Iwobi himself has targeted the hundreds of thousands who have landed on Italy’s shores in the last four years, the bulk of which are Nigerians.
Iwobi said:
“Anybody running away from a country because of conflict and war has to be hosted.”
“But anybody leaving their country for the wrong reason and travelling to others in the wrong way has to be stopped. Immigration shouldn’t cost thousands of lives at sea and neither should it cost a cent to the host country,” he said.
Iwobi and his party insist that his election shows that his party is not racist and do not have problems with legal migration.
He has defended his stance before, saying he is not against immigrants like him who had arrived in Italy legally and tried to integrate. Rather, his beef is with what he terms “the clandestine invasion”: people who seek to stay in Italy illegally.
“I came on a student visa,” he said. “During that period over 40 years ago, coming here meant needing a visa.

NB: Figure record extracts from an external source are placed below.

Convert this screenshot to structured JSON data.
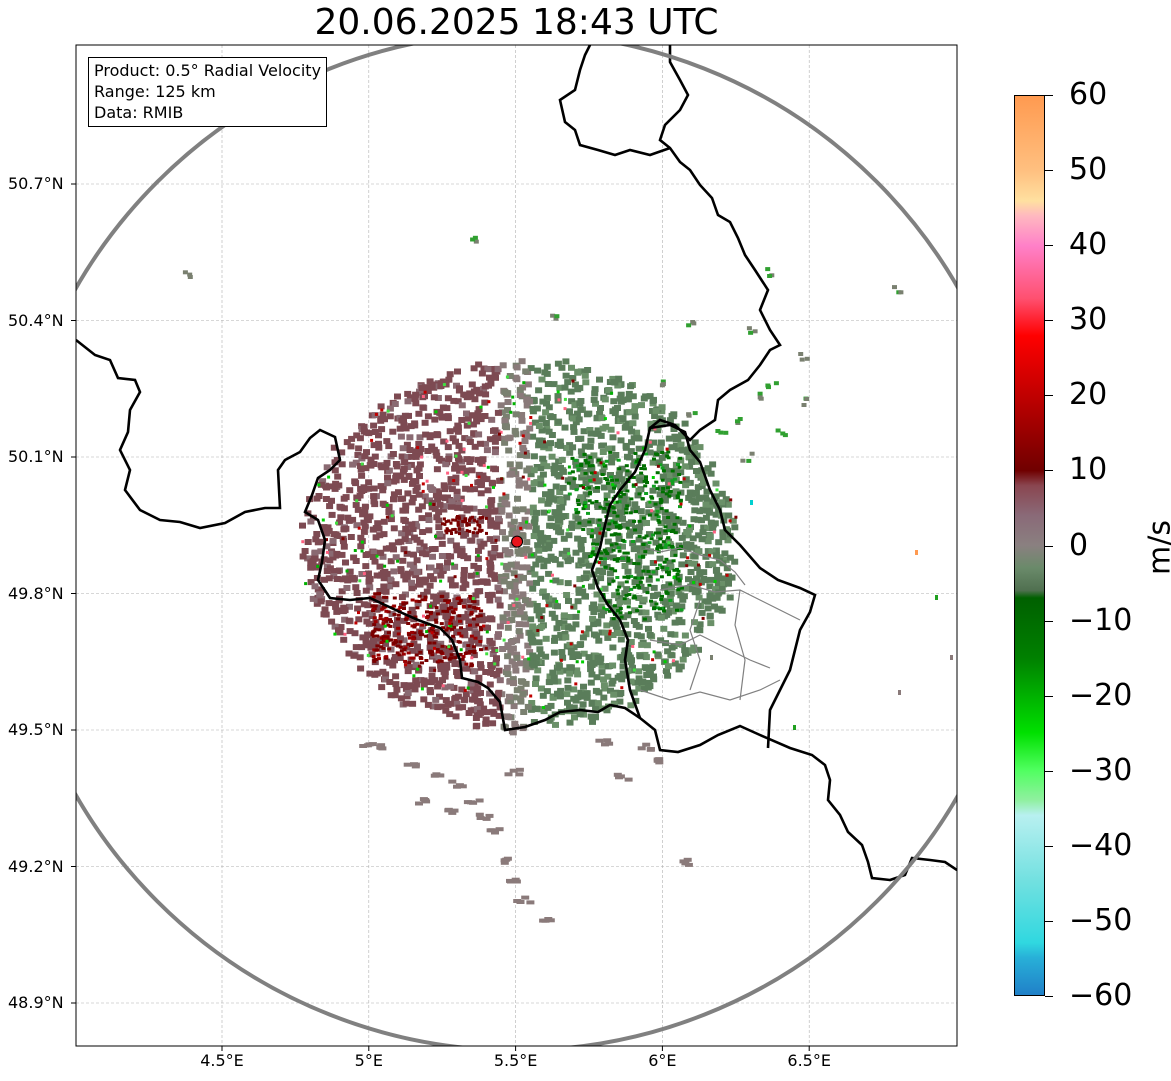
{
  "title": "20.06.2025 18:43 UTC",
  "info_box": {
    "product": "Product: 0.5° Radial Velocity",
    "range": "Range: 125 km",
    "data_source": "Data: RMIB"
  },
  "map": {
    "lon_range": [
      4.0,
      7.0
    ],
    "lat_range": [
      48.8,
      51.0
    ],
    "radar_site": {
      "lon": 5.505,
      "lat": 49.914
    },
    "range_km": 125,
    "lat_ticks": [
      "50.7°N",
      "50.4°N",
      "50.1°N",
      "49.8°N",
      "49.5°N",
      "49.2°N",
      "48.9°N"
    ],
    "lat_tick_values": [
      50.7,
      50.4,
      50.1,
      49.8,
      49.5,
      49.2,
      48.9
    ],
    "lon_ticks": [
      "4.5°E",
      "5°E",
      "5.5°E",
      "6°E",
      "6.5°E"
    ],
    "lon_tick_values": [
      4.5,
      5.0,
      5.5,
      6.0,
      6.5
    ],
    "grid": true,
    "colors": {
      "range_ring": "#808080",
      "borders": "#000000",
      "admin_borders": "#808080",
      "radar_marker": "#e8141c",
      "inbound_green": "#5a7d5a",
      "outbound_maroon": "#7d4a52",
      "strong_green": "#007000",
      "strong_red": "#7a0000"
    }
  },
  "colorbar": {
    "unit": "m/s",
    "ticks": [
      "60",
      "50",
      "40",
      "30",
      "20",
      "10",
      "0",
      "−10",
      "−20",
      "−30",
      "−40",
      "−50",
      "−60"
    ],
    "tick_values": [
      60,
      50,
      40,
      30,
      20,
      10,
      0,
      -10,
      -20,
      -30,
      -40,
      -50,
      -60
    ],
    "range": [
      -60,
      60
    ],
    "stops": [
      {
        "value": 60,
        "color": "#ff9a50"
      },
      {
        "value": 50,
        "color": "#ffc080"
      },
      {
        "value": 46,
        "color": "#ffe0a0"
      },
      {
        "value": 44,
        "color": "#ffb8c0"
      },
      {
        "value": 40,
        "color": "#ff80c8"
      },
      {
        "value": 33,
        "color": "#ff5070"
      },
      {
        "value": 28,
        "color": "#ff0000"
      },
      {
        "value": 20,
        "color": "#c00000"
      },
      {
        "value": 14,
        "color": "#900000"
      },
      {
        "value": 10,
        "color": "#700000"
      },
      {
        "value": 8,
        "color": "#8a4650"
      },
      {
        "value": 4,
        "color": "#8a6a78"
      },
      {
        "value": 0,
        "color": "#8a8080"
      },
      {
        "value": -3,
        "color": "#6a8a6a"
      },
      {
        "value": -6,
        "color": "#507050"
      },
      {
        "value": -7,
        "color": "#006000"
      },
      {
        "value": -15,
        "color": "#008000"
      },
      {
        "value": -25,
        "color": "#00e000"
      },
      {
        "value": -30,
        "color": "#50ff60"
      },
      {
        "value": -34,
        "color": "#90f0a0"
      },
      {
        "value": -36,
        "color": "#b8f0f0"
      },
      {
        "value": -45,
        "color": "#70e0e0"
      },
      {
        "value": -53,
        "color": "#30d8e0"
      },
      {
        "value": -55,
        "color": "#28b0d8"
      },
      {
        "value": -60,
        "color": "#2080c8"
      }
    ]
  }
}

My party is fighting to restore legal immigration.”
However, while not discouraging locals against travelling to Italy at a conference he gave in Nigeria three years ago, he had advised them to stay at home where it is more secure.
“We are also looking on future immigration regulations and to create further commercial, trade and industrial opportunities between some imminent Italian businessmen, industrialists and their Nigerian counterparts for our respective people of Nigeria and Italy,” he had said.
Iwobi’s election comes in the wake of an anti-racism protest where hundreds of Italians and African immigrants chanted “no more racism”. They had criticised his party for instigating racial tensions after a Senegalese street vendor was shot dead by an Italian man.